(Bloomberg) —
Huawei Technologies Co. reported a healthy bump in revenue and earnings for 2019, in spite of a sustained effort from the U.S. to curtail its business on the global stage.
China’s biggest tech company grew profit 5.6% after revenue expanded by almost a fifth to 859 billion yuan ($123 billion) in 2019. The rate of growth was roughly the same as the previous year’s, indicating that the prolonged scrutiny and sanctions from Washington failed to reverse the company’s upward momentum. Still, Huawei’s business has been transformed by the tumultuous year, as its previously global growth narrowed sharply to a focus on the domestic market.
The Shenzhen-based company’s profit improved to 62.7 billion yuan, off sharply from 2018’s pace. The Trump administration’s campaign to get allies such as Japan and Australia to shut out Huawei gear and phones helped drive sales in the Asia-Pacific down 13.9%, though that was more than offset by a surge at home in China.
In the fourth quarter alone, which was most impacted by the U.S. prohibition on Huawei selling Android phones with Google’s mobile services, the company shipped roughly 55 million devices, calculated from the difference between its September shipments update and the year’s total.

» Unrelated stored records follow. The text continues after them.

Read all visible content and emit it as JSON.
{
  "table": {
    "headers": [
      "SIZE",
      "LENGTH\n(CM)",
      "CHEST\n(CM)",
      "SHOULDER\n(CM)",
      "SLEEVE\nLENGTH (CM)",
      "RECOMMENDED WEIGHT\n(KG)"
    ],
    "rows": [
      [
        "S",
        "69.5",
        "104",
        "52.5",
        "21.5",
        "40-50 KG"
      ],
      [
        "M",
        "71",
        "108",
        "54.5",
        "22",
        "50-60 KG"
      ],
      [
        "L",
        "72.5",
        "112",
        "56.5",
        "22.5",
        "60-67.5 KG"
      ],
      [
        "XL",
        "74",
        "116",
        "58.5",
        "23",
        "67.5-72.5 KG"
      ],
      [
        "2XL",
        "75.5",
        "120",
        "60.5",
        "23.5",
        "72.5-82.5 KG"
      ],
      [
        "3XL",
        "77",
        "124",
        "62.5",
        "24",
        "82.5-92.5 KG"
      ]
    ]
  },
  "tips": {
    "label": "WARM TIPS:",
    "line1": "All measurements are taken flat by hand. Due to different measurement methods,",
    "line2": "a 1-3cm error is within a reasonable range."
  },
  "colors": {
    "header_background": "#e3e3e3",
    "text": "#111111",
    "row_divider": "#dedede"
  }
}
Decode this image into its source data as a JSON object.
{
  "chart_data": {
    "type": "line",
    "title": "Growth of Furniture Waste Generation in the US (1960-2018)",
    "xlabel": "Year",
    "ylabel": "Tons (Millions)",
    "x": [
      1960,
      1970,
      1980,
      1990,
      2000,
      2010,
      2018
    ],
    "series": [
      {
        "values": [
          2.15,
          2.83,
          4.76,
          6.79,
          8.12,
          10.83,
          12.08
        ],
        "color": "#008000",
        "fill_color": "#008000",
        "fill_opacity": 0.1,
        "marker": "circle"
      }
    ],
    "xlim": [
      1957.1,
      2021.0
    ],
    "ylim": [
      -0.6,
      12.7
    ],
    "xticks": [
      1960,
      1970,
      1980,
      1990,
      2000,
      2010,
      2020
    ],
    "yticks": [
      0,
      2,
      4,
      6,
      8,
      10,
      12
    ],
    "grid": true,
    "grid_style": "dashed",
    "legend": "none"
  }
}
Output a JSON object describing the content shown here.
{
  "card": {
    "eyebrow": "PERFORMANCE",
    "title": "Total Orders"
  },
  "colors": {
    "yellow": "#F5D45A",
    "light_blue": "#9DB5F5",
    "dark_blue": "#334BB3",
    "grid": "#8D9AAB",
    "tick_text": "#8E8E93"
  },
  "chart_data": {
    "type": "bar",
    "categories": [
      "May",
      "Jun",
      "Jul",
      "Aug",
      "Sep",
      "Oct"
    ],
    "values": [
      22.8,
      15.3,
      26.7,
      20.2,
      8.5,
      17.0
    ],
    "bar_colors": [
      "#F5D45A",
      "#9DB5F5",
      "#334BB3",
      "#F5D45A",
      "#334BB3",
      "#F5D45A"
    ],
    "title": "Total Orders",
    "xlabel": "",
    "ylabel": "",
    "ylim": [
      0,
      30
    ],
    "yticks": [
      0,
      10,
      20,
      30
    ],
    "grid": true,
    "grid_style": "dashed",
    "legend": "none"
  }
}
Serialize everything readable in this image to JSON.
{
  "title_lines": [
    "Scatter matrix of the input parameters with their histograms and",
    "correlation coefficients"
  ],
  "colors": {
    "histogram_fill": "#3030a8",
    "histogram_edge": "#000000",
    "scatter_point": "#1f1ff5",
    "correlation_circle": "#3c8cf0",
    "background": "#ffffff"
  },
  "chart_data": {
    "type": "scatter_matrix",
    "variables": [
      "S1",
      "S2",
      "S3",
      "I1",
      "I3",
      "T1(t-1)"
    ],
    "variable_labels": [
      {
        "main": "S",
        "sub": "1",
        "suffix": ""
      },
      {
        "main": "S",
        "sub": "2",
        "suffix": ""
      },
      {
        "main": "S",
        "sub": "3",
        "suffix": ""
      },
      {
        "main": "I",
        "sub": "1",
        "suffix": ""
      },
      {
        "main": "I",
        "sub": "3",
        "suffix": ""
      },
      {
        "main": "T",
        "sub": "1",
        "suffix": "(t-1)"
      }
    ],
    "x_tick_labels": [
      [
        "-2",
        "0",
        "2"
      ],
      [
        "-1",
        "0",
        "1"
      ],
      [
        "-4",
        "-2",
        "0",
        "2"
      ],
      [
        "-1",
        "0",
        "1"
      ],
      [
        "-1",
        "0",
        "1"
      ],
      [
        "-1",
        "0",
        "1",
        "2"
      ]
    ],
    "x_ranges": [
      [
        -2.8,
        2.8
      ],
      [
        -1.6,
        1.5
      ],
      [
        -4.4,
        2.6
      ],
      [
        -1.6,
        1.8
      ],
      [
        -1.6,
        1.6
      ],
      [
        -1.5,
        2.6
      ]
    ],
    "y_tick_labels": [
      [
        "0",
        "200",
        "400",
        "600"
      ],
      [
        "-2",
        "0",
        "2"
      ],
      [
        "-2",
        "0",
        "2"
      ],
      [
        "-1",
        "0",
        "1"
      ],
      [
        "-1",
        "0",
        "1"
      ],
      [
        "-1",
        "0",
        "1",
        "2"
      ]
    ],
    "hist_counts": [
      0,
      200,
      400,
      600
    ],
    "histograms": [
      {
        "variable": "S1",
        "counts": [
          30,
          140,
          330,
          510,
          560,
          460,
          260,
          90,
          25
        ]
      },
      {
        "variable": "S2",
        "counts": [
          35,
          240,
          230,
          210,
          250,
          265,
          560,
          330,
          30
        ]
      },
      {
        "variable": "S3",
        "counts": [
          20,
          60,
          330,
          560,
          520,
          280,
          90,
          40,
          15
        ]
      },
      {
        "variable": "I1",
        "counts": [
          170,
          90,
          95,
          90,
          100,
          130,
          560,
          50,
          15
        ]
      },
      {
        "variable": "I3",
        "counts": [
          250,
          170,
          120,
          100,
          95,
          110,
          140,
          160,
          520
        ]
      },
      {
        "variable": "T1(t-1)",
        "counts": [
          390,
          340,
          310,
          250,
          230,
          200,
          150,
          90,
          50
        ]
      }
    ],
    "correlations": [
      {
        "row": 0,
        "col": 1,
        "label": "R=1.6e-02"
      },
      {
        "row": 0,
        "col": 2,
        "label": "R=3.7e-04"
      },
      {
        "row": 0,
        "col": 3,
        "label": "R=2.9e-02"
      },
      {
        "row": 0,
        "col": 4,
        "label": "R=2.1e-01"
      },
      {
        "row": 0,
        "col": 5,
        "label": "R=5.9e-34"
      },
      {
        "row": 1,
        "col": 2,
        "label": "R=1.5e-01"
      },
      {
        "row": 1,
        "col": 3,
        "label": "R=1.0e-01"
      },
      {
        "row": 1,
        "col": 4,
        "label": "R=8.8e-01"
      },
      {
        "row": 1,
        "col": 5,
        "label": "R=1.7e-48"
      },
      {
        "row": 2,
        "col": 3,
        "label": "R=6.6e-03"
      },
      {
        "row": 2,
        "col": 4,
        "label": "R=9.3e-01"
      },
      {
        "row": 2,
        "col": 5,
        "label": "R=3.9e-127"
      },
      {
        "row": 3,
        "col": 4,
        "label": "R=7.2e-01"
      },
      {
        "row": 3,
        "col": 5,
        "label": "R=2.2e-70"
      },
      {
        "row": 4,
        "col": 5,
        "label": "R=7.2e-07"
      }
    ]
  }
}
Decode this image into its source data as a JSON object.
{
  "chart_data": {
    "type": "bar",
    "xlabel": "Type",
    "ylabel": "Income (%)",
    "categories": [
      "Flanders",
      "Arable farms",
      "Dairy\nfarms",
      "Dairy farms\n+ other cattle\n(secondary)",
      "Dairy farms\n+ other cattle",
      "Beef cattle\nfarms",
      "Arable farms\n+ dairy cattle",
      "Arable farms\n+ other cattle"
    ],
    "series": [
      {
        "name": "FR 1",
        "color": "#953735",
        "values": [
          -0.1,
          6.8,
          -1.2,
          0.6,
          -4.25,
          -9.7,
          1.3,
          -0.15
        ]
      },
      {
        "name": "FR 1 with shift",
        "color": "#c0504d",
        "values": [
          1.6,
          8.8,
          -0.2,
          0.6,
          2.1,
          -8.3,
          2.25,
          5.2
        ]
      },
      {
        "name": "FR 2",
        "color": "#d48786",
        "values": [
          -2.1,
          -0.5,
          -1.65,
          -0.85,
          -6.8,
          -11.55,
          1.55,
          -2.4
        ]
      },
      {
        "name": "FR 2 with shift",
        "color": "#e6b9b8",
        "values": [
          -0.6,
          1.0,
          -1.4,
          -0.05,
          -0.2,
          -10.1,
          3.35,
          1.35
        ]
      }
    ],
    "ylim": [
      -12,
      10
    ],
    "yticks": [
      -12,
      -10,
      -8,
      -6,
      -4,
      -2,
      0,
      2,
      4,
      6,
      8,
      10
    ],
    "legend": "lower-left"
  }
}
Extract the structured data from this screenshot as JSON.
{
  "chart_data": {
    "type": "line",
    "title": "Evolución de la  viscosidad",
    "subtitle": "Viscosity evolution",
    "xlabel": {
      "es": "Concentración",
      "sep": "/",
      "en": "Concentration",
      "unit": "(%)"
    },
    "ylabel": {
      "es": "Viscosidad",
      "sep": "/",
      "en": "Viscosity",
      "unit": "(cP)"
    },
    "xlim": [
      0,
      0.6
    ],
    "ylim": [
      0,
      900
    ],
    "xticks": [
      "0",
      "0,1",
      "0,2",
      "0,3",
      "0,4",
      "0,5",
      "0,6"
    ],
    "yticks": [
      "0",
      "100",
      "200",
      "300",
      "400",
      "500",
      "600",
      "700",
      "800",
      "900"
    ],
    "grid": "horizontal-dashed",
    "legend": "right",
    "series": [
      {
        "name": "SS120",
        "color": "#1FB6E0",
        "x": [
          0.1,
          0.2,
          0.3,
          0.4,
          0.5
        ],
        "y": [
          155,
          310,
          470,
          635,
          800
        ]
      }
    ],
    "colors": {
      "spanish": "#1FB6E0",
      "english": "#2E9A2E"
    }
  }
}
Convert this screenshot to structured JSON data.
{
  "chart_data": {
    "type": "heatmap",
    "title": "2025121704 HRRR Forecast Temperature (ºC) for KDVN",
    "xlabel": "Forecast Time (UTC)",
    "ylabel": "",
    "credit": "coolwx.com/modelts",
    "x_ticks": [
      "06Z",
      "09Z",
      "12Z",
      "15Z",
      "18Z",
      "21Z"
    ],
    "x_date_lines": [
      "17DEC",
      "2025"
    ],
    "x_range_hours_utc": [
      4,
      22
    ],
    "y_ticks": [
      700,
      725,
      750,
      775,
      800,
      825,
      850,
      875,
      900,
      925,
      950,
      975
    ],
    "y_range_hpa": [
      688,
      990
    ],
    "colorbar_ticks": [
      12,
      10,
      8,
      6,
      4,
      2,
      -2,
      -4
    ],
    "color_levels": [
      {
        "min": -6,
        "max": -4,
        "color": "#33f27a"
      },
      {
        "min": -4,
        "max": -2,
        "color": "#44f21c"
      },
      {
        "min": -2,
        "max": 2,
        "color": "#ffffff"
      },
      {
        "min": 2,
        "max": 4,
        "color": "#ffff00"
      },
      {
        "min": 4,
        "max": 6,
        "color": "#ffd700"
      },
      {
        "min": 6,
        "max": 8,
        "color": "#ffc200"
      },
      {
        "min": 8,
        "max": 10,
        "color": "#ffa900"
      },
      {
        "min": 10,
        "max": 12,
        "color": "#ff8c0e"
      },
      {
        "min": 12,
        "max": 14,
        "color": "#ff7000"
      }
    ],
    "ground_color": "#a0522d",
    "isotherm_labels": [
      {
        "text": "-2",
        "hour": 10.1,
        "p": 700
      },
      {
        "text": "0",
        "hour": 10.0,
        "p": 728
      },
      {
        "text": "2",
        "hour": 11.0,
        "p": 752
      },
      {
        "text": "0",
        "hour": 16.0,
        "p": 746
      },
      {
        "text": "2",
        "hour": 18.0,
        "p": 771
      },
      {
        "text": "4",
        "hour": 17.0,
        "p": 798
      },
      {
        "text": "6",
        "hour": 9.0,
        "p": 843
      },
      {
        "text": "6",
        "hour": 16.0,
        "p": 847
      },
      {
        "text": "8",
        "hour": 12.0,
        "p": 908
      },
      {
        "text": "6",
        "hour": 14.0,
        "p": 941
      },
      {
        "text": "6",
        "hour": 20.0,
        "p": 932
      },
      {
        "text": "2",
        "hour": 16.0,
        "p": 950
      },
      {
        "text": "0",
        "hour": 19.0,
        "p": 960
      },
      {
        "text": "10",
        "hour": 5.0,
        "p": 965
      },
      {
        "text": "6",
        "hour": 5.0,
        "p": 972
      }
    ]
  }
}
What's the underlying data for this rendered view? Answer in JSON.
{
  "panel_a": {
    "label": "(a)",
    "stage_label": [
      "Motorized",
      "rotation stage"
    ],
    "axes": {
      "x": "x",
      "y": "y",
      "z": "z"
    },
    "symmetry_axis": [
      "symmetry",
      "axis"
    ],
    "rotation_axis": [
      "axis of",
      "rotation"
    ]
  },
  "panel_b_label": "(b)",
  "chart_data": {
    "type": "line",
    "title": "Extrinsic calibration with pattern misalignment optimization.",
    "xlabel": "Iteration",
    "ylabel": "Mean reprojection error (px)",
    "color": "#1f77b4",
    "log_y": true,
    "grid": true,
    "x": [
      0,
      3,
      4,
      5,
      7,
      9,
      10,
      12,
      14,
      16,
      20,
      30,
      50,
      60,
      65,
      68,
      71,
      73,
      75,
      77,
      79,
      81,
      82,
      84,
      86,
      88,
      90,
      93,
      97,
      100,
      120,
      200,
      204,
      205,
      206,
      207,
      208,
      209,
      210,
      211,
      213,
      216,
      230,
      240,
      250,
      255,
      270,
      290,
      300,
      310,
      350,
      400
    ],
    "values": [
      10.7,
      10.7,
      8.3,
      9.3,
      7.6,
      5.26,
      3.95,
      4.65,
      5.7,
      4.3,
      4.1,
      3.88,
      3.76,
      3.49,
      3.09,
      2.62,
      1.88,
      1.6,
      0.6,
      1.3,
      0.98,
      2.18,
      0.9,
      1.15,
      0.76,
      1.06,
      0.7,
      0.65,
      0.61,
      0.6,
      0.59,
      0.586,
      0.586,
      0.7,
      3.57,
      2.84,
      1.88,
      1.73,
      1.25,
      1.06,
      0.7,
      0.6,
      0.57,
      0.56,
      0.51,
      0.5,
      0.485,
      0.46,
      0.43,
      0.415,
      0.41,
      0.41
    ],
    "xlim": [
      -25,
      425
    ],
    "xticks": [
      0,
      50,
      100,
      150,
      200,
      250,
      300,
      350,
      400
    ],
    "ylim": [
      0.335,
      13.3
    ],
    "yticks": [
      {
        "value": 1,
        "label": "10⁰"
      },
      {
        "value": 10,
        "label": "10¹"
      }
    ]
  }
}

Of the 240 million shipments of Huawei and Honor phones, 6.9 million had fifth-generation wireless networking, an area where the company remains a tech leader.
Pelosi Joins Trump in Warning Europe of Huawei’s 5G Threat
Contrary to warnings from American lawmakers and diplomats, numerous European countries like the U.K. and Switzerland have opted to use Huawei’s technology in building out their 5G networks. The U.K. and Germany have both echoed U.S. concerns about how far Huawei can be trusted with key infrastructure of the future, but those have not extended to the severity of an outright ban.
Huawei faces tremendous pressure in overseas smartphone markets, where the U.S. ban on its use of Google Mobile Services severely undercuts the appeal of its devices. Without the Google Play Store and third-party app ecosystem, Huawei phones simply can’t compete with similarly capable alternatives from the likes of Samsung Electronics Co. and OnePlus. The company reported flat revenue in Europe, the Middle East and Africa alongside the drop in the Asia-Pacific. Those regions were two of its major growth engines in 2018, whereas now 59% of its sales are at home in China.
China’s ambitious 5G network construction projects, which started in the second half of last year, helped Huawei weather the international storm and sustain its core businesses.
Huawei Makes End-Run Around U.S. Ban by Using Its Own Chips
Founder Ren Zhengfei initially estimated that Huawei’s May 2019 blacklisting by the U.S. could wipe $30 billion off annual revenues and threaten his company’s very survival, though he has tempered that outlook more recently. Huawei mobilized a massive effort to develop in-house alternatives to American software and circuitry, while U.S. suppliers like Intel Corp. and Microsoft Corp. found ways to continue supplying Huawei vital components it needed to make its products. Huawei is also selling base stations free of American technology in another effort to bypass the U.S. ban.
With no relief from U.S. sanctions in sight and the coronavirus pandemic stifling business across all industries, the year ahead looks to be more challenging for Huawei. Chinese smartphone sales, which the company is now particularly sensitive to, are already hurting. And its global 5G installations, for which Huawei has secured more than 90 contracts worldwide, are hitting the brakes with many countries implementing lockdowns and the global economy at a standstill.